Calls for unity in response to the Arizona shooting are seen as an opportunity for the civility movement to tackle partisan rancor.
In response to the Arizona shooting, calls to muzzle partisan rancor may be a tipping point for the civility movement which works not to end American disagreement but to change the manner in which Americans disagree.
Illustration by John Kehe/staff
Washington
Exchanges on the House floor were growing heated and vicious. Cooperation between parties had ground to a halt – and had already led to a shutdown of government. Worried about the future of Congress itself, 86 members sent a letter to the speaker requesting an urgent, bipartisan retreat to focus on one thing: building civility.

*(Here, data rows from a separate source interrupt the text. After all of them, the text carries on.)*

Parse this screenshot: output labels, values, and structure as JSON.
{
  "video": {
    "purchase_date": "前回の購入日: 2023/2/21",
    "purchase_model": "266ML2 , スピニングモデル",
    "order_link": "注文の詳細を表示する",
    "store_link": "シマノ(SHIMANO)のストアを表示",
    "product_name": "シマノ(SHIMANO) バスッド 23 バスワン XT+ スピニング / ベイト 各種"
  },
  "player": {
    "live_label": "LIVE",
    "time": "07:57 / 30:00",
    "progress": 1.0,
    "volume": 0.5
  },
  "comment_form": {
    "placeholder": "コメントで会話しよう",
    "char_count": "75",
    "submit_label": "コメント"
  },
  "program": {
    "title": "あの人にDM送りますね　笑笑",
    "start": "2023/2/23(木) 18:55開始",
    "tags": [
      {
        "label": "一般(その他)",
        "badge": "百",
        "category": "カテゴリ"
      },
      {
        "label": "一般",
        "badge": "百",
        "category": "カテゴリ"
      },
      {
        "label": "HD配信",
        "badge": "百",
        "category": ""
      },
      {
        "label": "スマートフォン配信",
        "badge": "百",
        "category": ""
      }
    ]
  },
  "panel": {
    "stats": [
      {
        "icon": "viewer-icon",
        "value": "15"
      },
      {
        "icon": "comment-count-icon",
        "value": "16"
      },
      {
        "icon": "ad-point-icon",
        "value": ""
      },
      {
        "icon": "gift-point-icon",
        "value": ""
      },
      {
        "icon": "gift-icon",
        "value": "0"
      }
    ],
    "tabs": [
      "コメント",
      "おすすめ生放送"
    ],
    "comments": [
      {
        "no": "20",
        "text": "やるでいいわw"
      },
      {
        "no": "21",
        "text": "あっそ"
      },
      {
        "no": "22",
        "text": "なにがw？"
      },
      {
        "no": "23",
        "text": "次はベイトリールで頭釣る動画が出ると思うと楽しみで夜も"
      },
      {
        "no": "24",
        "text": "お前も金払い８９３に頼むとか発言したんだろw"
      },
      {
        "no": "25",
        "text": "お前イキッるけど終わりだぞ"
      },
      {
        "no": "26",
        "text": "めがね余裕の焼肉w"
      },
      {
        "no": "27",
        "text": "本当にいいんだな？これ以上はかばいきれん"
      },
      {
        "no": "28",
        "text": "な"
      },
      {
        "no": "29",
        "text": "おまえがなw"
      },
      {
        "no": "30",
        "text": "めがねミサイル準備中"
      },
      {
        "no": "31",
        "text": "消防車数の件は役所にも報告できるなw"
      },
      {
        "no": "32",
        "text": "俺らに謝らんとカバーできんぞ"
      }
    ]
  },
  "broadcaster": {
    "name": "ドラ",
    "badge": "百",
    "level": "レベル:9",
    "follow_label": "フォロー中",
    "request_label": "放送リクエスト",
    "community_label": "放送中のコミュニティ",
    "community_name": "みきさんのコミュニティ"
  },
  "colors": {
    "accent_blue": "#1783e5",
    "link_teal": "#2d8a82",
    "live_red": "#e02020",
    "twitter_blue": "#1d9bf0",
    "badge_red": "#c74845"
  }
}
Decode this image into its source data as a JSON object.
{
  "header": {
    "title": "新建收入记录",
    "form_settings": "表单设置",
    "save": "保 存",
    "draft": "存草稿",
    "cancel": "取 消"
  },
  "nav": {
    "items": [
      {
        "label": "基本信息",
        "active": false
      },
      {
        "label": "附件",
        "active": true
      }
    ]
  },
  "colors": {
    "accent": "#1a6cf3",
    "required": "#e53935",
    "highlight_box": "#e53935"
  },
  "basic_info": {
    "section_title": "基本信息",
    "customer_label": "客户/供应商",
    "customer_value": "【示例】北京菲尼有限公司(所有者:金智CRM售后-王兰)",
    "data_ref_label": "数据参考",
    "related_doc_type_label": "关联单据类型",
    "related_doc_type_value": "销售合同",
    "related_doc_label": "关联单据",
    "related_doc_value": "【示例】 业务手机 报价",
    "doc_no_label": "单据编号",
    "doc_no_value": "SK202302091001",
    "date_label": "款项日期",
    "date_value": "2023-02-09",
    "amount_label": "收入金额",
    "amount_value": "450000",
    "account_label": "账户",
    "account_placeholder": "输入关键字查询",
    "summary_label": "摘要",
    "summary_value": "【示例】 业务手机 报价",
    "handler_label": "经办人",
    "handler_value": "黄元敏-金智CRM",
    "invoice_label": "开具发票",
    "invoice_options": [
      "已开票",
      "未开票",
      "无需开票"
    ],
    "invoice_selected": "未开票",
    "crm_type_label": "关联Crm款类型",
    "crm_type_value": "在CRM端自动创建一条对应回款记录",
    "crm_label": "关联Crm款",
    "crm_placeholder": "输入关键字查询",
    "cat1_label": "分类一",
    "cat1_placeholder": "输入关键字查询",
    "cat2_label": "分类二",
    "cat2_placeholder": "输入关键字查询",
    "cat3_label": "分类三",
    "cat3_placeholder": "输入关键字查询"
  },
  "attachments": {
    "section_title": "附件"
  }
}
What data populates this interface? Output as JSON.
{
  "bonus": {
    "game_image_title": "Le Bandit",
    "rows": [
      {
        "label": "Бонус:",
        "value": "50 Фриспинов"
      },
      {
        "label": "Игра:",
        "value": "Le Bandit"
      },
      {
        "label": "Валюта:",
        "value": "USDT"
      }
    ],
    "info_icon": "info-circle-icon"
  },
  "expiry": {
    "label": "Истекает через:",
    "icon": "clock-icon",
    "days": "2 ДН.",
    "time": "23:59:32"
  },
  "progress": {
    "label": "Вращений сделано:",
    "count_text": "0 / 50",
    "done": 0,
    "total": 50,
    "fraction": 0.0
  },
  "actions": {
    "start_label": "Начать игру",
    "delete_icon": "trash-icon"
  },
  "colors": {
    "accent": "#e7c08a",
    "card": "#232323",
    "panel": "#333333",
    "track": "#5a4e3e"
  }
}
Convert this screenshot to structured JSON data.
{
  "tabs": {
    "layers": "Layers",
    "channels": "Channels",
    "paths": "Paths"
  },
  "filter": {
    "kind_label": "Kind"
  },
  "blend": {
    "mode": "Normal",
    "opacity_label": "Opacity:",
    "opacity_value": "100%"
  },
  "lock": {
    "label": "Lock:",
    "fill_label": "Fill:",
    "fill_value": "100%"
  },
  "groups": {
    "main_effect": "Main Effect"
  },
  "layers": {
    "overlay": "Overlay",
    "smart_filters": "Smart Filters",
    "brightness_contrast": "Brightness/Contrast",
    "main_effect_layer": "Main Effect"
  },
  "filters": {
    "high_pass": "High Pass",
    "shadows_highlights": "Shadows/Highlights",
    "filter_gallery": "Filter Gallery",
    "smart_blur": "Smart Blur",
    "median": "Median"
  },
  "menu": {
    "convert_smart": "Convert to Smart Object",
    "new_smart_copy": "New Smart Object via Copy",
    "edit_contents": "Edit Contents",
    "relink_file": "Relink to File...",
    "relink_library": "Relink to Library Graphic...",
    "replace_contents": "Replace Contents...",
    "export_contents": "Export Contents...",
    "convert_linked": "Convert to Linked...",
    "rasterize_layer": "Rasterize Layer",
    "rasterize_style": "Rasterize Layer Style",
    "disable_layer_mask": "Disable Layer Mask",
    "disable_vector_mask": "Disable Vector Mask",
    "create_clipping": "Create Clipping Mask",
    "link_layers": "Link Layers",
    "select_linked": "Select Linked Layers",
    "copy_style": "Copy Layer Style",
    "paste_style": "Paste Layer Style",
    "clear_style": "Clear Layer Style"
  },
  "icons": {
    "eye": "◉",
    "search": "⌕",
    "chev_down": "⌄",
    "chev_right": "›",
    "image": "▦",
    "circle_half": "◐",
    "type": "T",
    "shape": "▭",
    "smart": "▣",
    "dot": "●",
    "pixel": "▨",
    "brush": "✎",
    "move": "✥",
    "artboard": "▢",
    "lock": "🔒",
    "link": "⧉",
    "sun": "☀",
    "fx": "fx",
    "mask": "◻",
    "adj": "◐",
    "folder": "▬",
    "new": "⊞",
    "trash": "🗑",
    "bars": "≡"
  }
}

Laura Chasin, founder of the Public Conversations Project, helped facilitate discussions at that 1997 congressional retreat in Hershey, Pa., and describes a “very moving” scene. Members were asked how the acrimony in public life affected them. “And the stories that came out,” she says, “oh, my.” One congressman from the Southwest, “with tears streaming down his face,” Ms. Chasin recalls, said he’d gotten into politics to help people, but found himself in town-hall meetings “just gritting his teeth. The abuse had become so horrible.”
Now, 15 years later, it seems the tone in Washington – and around the country – is, if possible, even more divisive and ugly. Last summer, with a stagnant economy and emotions over the health-care reform bill raging, some members wound up canceling town-hall meetings altogether because they were deteriorating into shouting matches.